Preparing a tooth for a crown usually requires two visits to the dentist — the first step involves examining and preparing the tooth, the second visit involves placement of the permanent crown.
What Types of Crowns Are Available?
Permanent crowns can be made from all metal, porcelain or zircon.
- Metals, if compared with other crown types, less tooth structure needs to be removed with metal crowns, and tooth wear to opposing teeth is kept to a minimum. Metal crowns withstand biting and chewing forces well and rarely chip or break. The metallic color is the main drawback. Metal crowns are a good choice for out-of-sight molars.
- All-ceramic or all-porcelain dental crowns provide better natural color match than any other crown type and may be more suitable for people with metal allergies.
- Zirconia is the strongest type of crown and can last the longest. This type is actually the best type, but costs more money.
How Long Do Dental Crowns Last?
On average, dental crowns last between five and 15 years.
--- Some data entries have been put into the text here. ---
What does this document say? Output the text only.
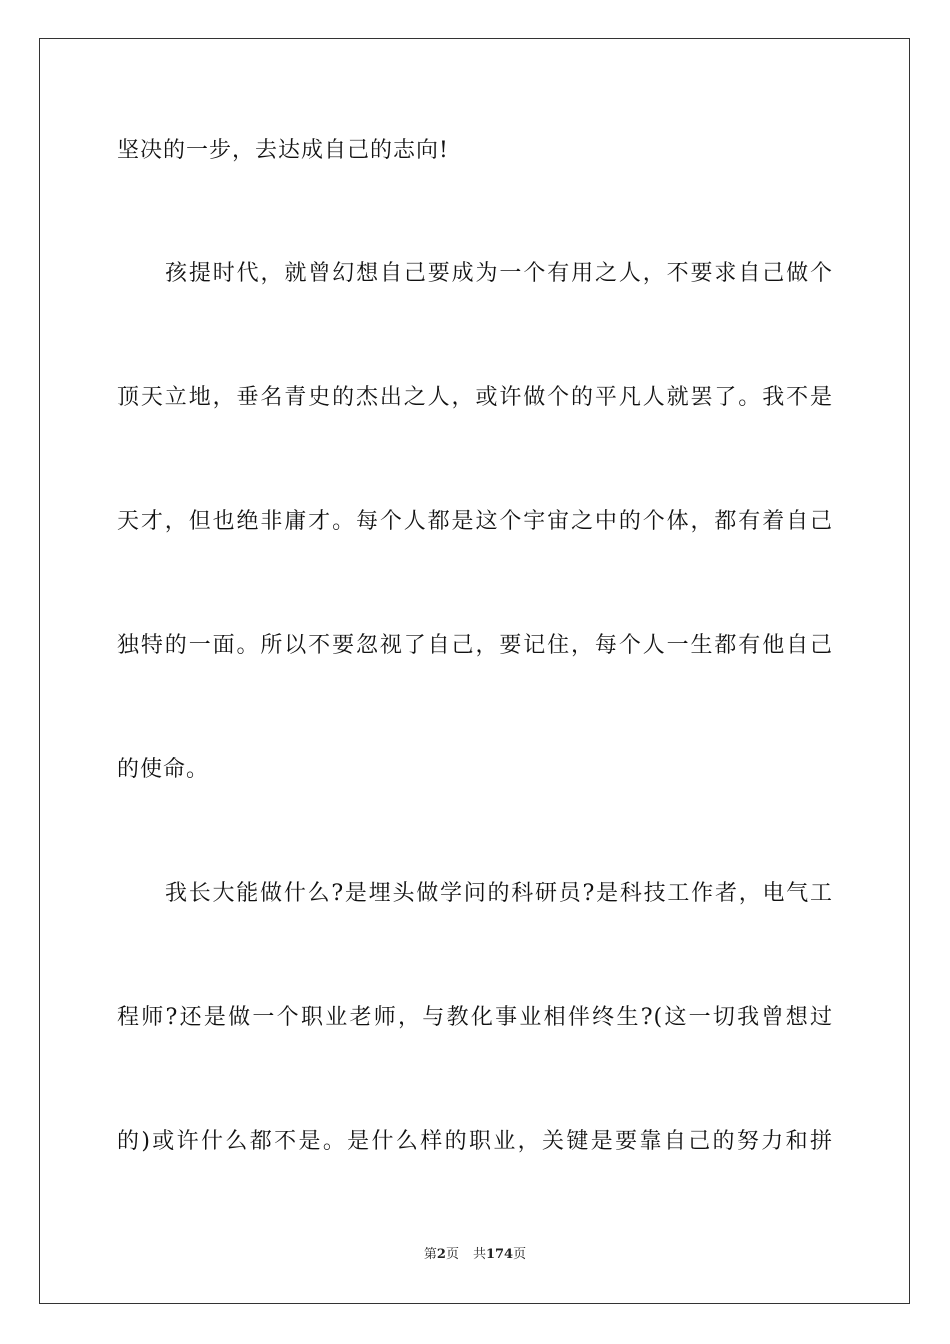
坚决的一步，去达成自己的志向!
孩提时代，就曾幻想自己要成为一个有用之人，不要求自己做个
顶天立地，垂名青史的杰出之人，或许做个的平凡人就罢了。我不是
天才，但也绝非庸才。每个人都是这个宇宙之中的个体，都有着自己
独特的一面。所以不要忽视了自己，要记住，每个人一生都有他自己
的使命。
我长大能做什么?是埋头做学问的科研员?是科技工作者，电气工
程师?还是做一个职业老师，与教化事业相伴终生?(这一切我曾想过
的)或许什么都不是。是什么样的职业，关键是要靠自己的努力和拼
第2页 共174页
The life span of a crown depends on the amount of “wear and tear” the crown is exposed to, how well you follow good oral hygiene practices, and your personal mouth-related habits (you should avoid such habits as grinding or clenching your teeth, chewing ice, biting fingernails, and using your teeth to open packaging).
Does a Crowned Tooth Require Special Care?
While a crowned tooth does not require any special care, remember that simply because a tooth is crowned does not mean the tooth is protected from decay or gum disease. Therefore, continue to follow good oral hygiene practices, including brushing your teeth at least twice a day, flossing daily — especially around the crown area where the gum meets the tooth — and rinsing with an antibacterial mouthwash at least once a day.